I got the answer as $(0,0)$ by making $D\ge 0$ (quadratic in $y$). However, how do I know this is the only possible answer?

Answer 1

For fixed $x$

$$ y = \frac{-6x \pm \sqrt{36x^2+32x}}{2}\\ = -3 x \pm \sqrt{9x^2+8x} $$

If $x$ is negative, then to make $y$ negative as well we would need to choose the - branch and have

$$ 9x^2+8x > 9x^2 $$

but that doesn't happen in this case. So no integral negative solutions.

Answer 2

$y^2+6xy-8x=0$ iff $y^2=2x(4-3y)$. Therefore, $\dfrac{y^2}{4-3y}=2x$ is an integer.
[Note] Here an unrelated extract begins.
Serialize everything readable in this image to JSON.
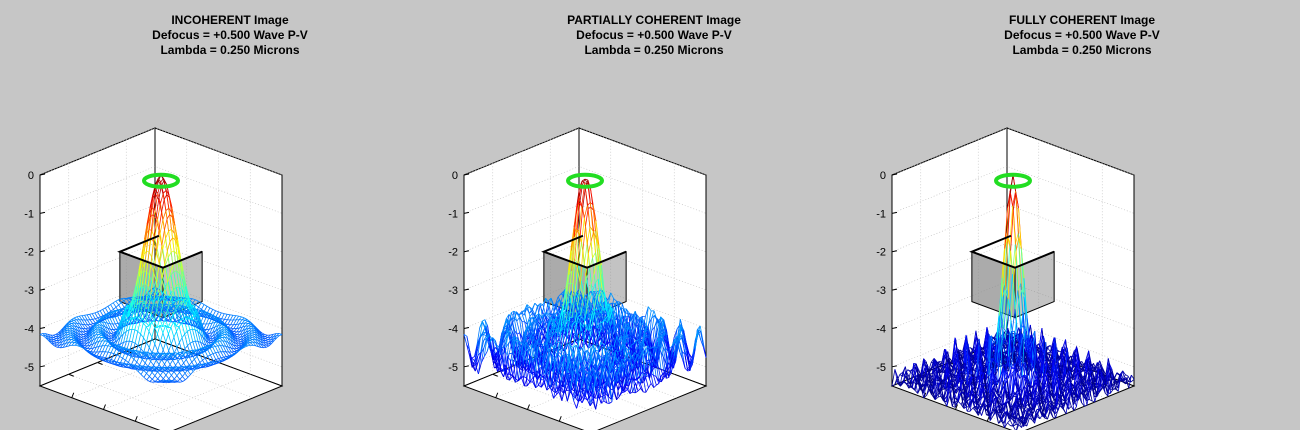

Computing the gcd of $y^2$ and $4-3y$ gives $$ \frac{16}{4-3y} = 9 \frac{y^2}{4-3y} + (3y+4) = 18x + (3y+4) $$ Therefore, $4-3y$ divides $16$ and so $4-3y \in \{ \pm 1, \pm 2, \pm 4, \pm 8,\pm 1 6 \}$. The only integer solutions $y$ for which $x$ is also an integer are: $$ \begin{array}{r|rrr} y & 2 & 0 & 4 \\ x & -1 & 0 & -1 \end{array} $$